Thursday, October 17, 2013

What was so wonderful about Dame Nellie Melba? What can we hear today?

There have been few in operatic history that have had the following and career that was Nellie Melba's. She was the reigning queen of Covent Garden for a quarter of a century. She made sure there were no greater singers doing her roles. When she saw that Tetrazzini sang at Covent Garden she made sure she would never be there again as long as Melba was. She started making recordings in 1904 and in those you get a sense of her voice perhaps more than any of the other recordings I hear of her. I guess my point is that I feel nothing when she sings. I listen to her and I say "nice"  but nothing that makes me say "My god!"

 Was it that way in life? Was she a cold fish?  Was she lacking when it came to emotion? I have listened to the recording she made with Enrico Caruso (their only recording together) and it is dull and lifeless. I listen to the same duet with Caruso and Geraldine Farrar and it is exciting and full of life. So was she the cold fish that many say she was? I listened to one of her recordings this evening and I found it lacking and she was even a bit flat at the end. 

For me I have come to the understanding that what she was, has not at all made itself apparent on her recordings.

The early recording system was not kind to sopranos mostly. A few such as Tetrazzini seems to be alive as her records play on a Victrola. Melba sounds like a hollow tone through a log. Lacking life and excitement. 

For tone I can blame the recording method, but as to any kind of emotion or feeling on her records I can in fancy chill my ice cubes to her performance.

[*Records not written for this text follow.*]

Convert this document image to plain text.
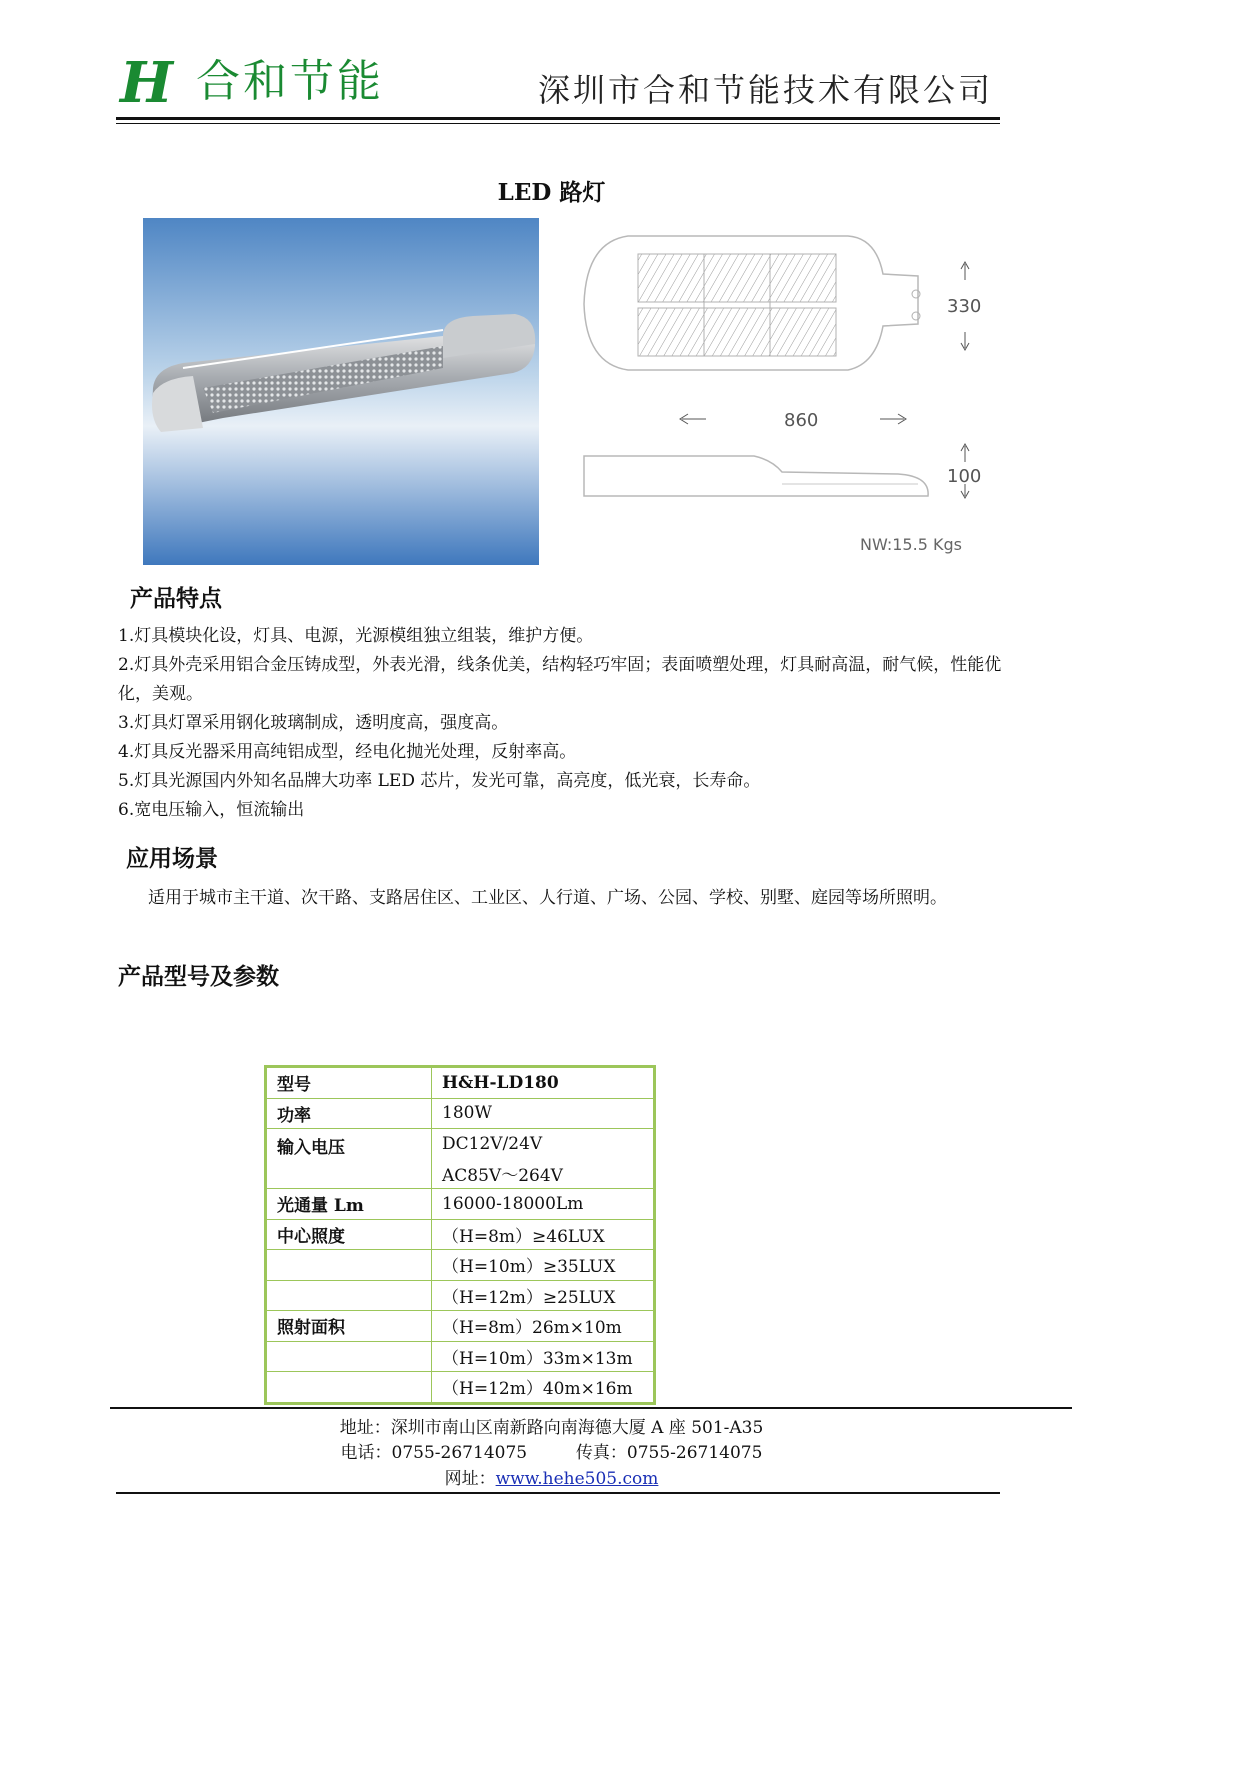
H 合和节能	深圳市合和节能技术有限公司
LED 路灯
330
860
100
NW:15.5 Kgs
产品特点
1.灯具模块化设，灯具、电源，光源模组独立组装，维护方便。
2.灯具外壳采用铝合金压铸成型，外表光滑，线条优美，结构轻巧牢固；表面喷塑处理，灯具耐高温，耐气候，性能优化，美观。
3.灯具灯罩采用钢化玻璃制成，透明度高，强度高。
4.灯具反光器采用高纯铝成型，经电化抛光处理，反射率高。
5.灯具光源国内外知名品牌大功率 LED 芯片，发光可靠，高亮度，低光衰，长寿命。
6.宽电压输入，恒流输出
应用场景
适用于城市主干道、次干路、支路居住区、工业区、人行道、广场、公园、学校、别墅、庭园等场所照明。
产品型号及参数
型号	H&H-LD180
功率	180W
输入电压	DC12V/24V
	AC85V～264V
光通量 Lm	16000-18000Lm
中心照度	（H=8m）≥46LUX
	（H=10m）≥35LUX
	（H=12m）≥25LUX
照射面积	（H=8m）26m×10m
	（H=10m）33m×13m
	（H=12m）40m×16m
地址：深圳市南山区南新路向南海德大厦 A 座 501-A35
电话：0755-26714075	传真：0755-26714075
网址：www.hehe505.com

Emma Eames, who was know to be cold on stage sounds even warmer than Melba.

All of this being said there had to be some thing amazing about her. Perhaps it was just her voice that did not record well or she lost the excitement of performance without an audience in the recording studio. Maybe she didn't care too much?  Perhaps the Melba on stage was not at all like the Melba in the recording studio. All I can say is you cannot have a career that was called one of the greatest and have records that are rather lackluster at best.................What ever she had, it died with her.